Natürlich erfordert der Text viel Aufmerksamkeit, und mit all seiner Zartheit und Poesie und bildhafter Symbolik fällt dies nicht sehr schwer.

Liebevoll und zärtlich und zugleich voller Gewalt sind die Bruchstücke, mit denen der Autor seine Mutter anspricht. Sie ist die Tochter eines amerikanischen Soldaten und eines vietnamesischen Bauernmädchens, arbeitet im Nagelstudio, kann nicht lesen und spricht fast kein Englisch.
Ihr Sohn, der Außenseiter, wächst in harten Immigrantenverhältnissen auf, soziales und familiäres Brachland ohne wirklichen Platz für einen kleinen schmächtigen Jungen.
Er hilft seiner Mutter im Nagelstudio, studiert später, verliebt sich in den drogensüchtigen Erntehelfer Trevor. Das Verhältnis der beiden jungen Männer basiert auf Unterwerfung. Trevor als Sinnbild des weißen rassistischen maskulinen Vorstadt-Amerika versus dem asiatischen kleinen geprügelten Migranten ohne wirklichen background, der sich unterwirft. Damit ist die Geschichte zugleich ein Sittengemälde Amerikas um die Jahrtausendwende.

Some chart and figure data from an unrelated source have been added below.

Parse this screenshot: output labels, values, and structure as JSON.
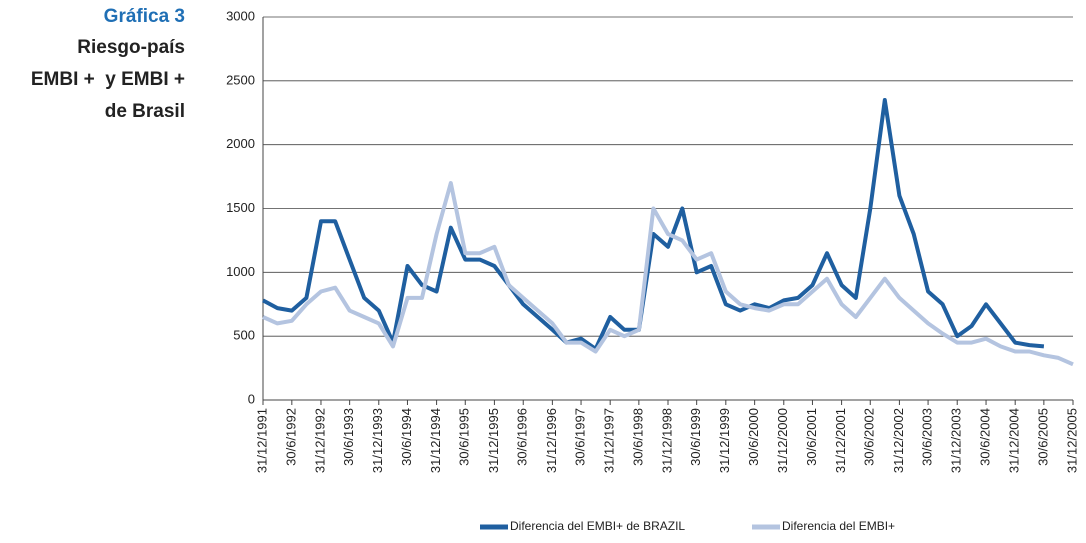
{
  "chart_data": {
    "type": "line",
    "title": [
      "Gráfica 3",
      "Riesgo-país",
      "EMBI +  y EMBI +",
      "de Brasil"
    ],
    "x": [
      "31/12/1991",
      "31/3/1992",
      "30/6/1992",
      "30/9/1992",
      "31/12/1992",
      "31/3/1993",
      "30/6/1993",
      "30/9/1993",
      "31/12/1993",
      "31/3/1994",
      "30/6/1994",
      "30/9/1994",
      "31/12/1994",
      "31/3/1995",
      "30/6/1995",
      "30/9/1995",
      "31/12/1995",
      "31/3/1996",
      "30/6/1996",
      "30/9/1996",
      "31/12/1996",
      "31/3/1997",
      "30/6/1997",
      "30/9/1997",
      "31/12/1997",
      "31/3/1998",
      "30/6/1998",
      "30/9/1998",
      "31/12/1998",
      "31/3/1999",
      "30/6/1999",
      "30/9/1999",
      "31/12/1999",
      "31/3/2000",
      "30/6/2000",
      "30/9/2000",
      "31/12/2000",
      "31/3/2001",
      "30/6/2001",
      "30/9/2001",
      "31/12/2001",
      "31/3/2002",
      "30/6/2002",
      "30/9/2002",
      "31/12/2002",
      "31/3/2003",
      "30/6/2003",
      "30/9/2003",
      "31/12/2003",
      "31/3/2004",
      "30/6/2004",
      "30/9/2004",
      "31/12/2004",
      "31/3/2005",
      "30/6/2005",
      "30/9/2005",
      "31/12/2005"
    ],
    "series": [
      {
        "name": "Diferencia del EMBI+ de BRAZIL",
        "color": "#1f5fa0",
        "values": [
          780,
          720,
          700,
          800,
          1400,
          1400,
          1100,
          800,
          700,
          450,
          1050,
          900,
          850,
          1350,
          1100,
          1100,
          1050,
          900,
          750,
          650,
          550,
          450,
          480,
          400,
          650,
          550,
          550,
          1300,
          1200,
          1500,
          1000,
          1050,
          750,
          700,
          750,
          720,
          780,
          800,
          900,
          1150,
          900,
          800,
          1500,
          2350,
          1600,
          1300,
          850,
          750,
          500,
          580,
          750,
          600,
          450,
          430,
          420,
          null,
          null
        ]
      },
      {
        "name": "Diferencia del EMBI+",
        "color": "#b4c4e0",
        "values": [
          650,
          600,
          620,
          750,
          850,
          880,
          700,
          650,
          600,
          420,
          800,
          800,
          1300,
          1700,
          1150,
          1150,
          1200,
          900,
          800,
          700,
          600,
          450,
          450,
          380,
          550,
          500,
          550,
          1500,
          1300,
          1250,
          1100,
          1150,
          850,
          750,
          720,
          700,
          750,
          750,
          850,
          950,
          750,
          650,
          800,
          950,
          800,
          700,
          600,
          520,
          450,
          450,
          480,
          420,
          380,
          380,
          350,
          330,
          280
        ]
      }
    ],
    "xlim": [
      "31/12/1991",
      "31/12/2005"
    ],
    "xticks": [
      "31/12/1991",
      "30/6/1992",
      "31/12/1992",
      "30/6/1993",
      "31/12/1993",
      "30/6/1994",
      "31/12/1994",
      "30/6/1995",
      "31/12/1995",
      "30/6/1996",
      "31/12/1996",
      "30/6/1997",
      "31/12/1997",
      "30/6/1998",
      "31/12/1998",
      "30/6/1999",
      "31/12/1999",
      "30/6/2000",
      "31/12/2000",
      "30/6/2001",
      "31/12/2001",
      "30/6/2002",
      "31/12/2002",
      "30/6/2003",
      "31/12/2003",
      "30/6/2004",
      "31/12/2004",
      "30/6/2005",
      "31/12/2005"
    ],
    "ylim": [
      0,
      3000
    ],
    "yticks": [
      0,
      500,
      1000,
      1500,
      2000,
      2500,
      3000
    ],
    "grid": true
  }
}
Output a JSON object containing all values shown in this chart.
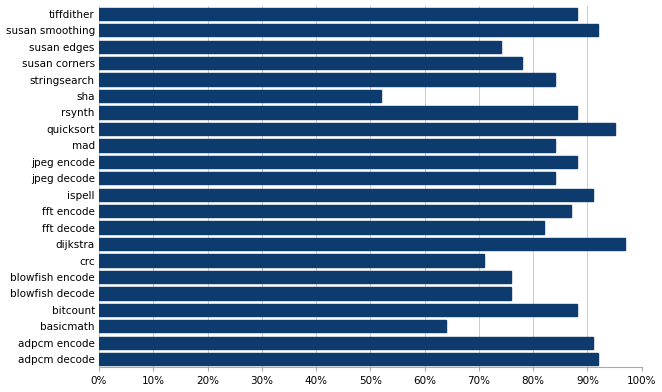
{
  "categories": [
    "tiffdither",
    "susan smoothing",
    "susan edges",
    "susan corners",
    "stringsearch",
    "sha",
    "rsynth",
    "quicksort",
    "mad",
    "jpeg encode",
    "jpeg decode",
    "ispell",
    "fft encode",
    "fft decode",
    "dijkstra",
    "crc",
    "blowfish encode",
    "blowfish decode",
    "bitcount",
    "basicmath",
    "adpcm encode",
    "adpcm decode"
  ],
  "values": [
    0.88,
    0.92,
    0.74,
    0.78,
    0.84,
    0.52,
    0.88,
    0.95,
    0.84,
    0.88,
    0.84,
    0.91,
    0.87,
    0.82,
    0.97,
    0.71,
    0.76,
    0.76,
    0.88,
    0.64,
    0.91,
    0.92
  ],
  "bar_color": "#0d3b6e",
  "background_color": "#ffffff",
  "grid_color": "#cccccc",
  "xlim": [
    0,
    1.0
  ],
  "xticks": [
    0,
    0.1,
    0.2,
    0.3,
    0.4,
    0.5,
    0.6,
    0.7,
    0.8,
    0.9,
    1.0
  ],
  "tick_fontsize": 7.5,
  "label_fontsize": 7.5,
  "bar_height": 0.75
}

Gewalt und Unterdrückung verpackt in Metaphern voller Poesie, Genreausflüge und die Gratwanderung zwischen Lyrischer Knappheit und Prosaischer Erzählstruktur machen das Buch zu etwas Besonderem und Neuem. Einen chronologischen roten Faden gibt es nicht, man muss sich als Leser das Puzzle aus Splittern selbst zusammensetzen, in denen rohe Gewalt und fragile Zartheit einfach haltlos aufeinander prallen. Atemberaubend nannten viele Besprechungen das Buch, und ich kann mich dem nur anschließen.

Ocean Vuong, 1988 in Saigon geboren, kam mit zwei Jahren nach Amerika und lebt heute dort. Für seine Lyrik würd er bereits mehrfach ausgezeichnet.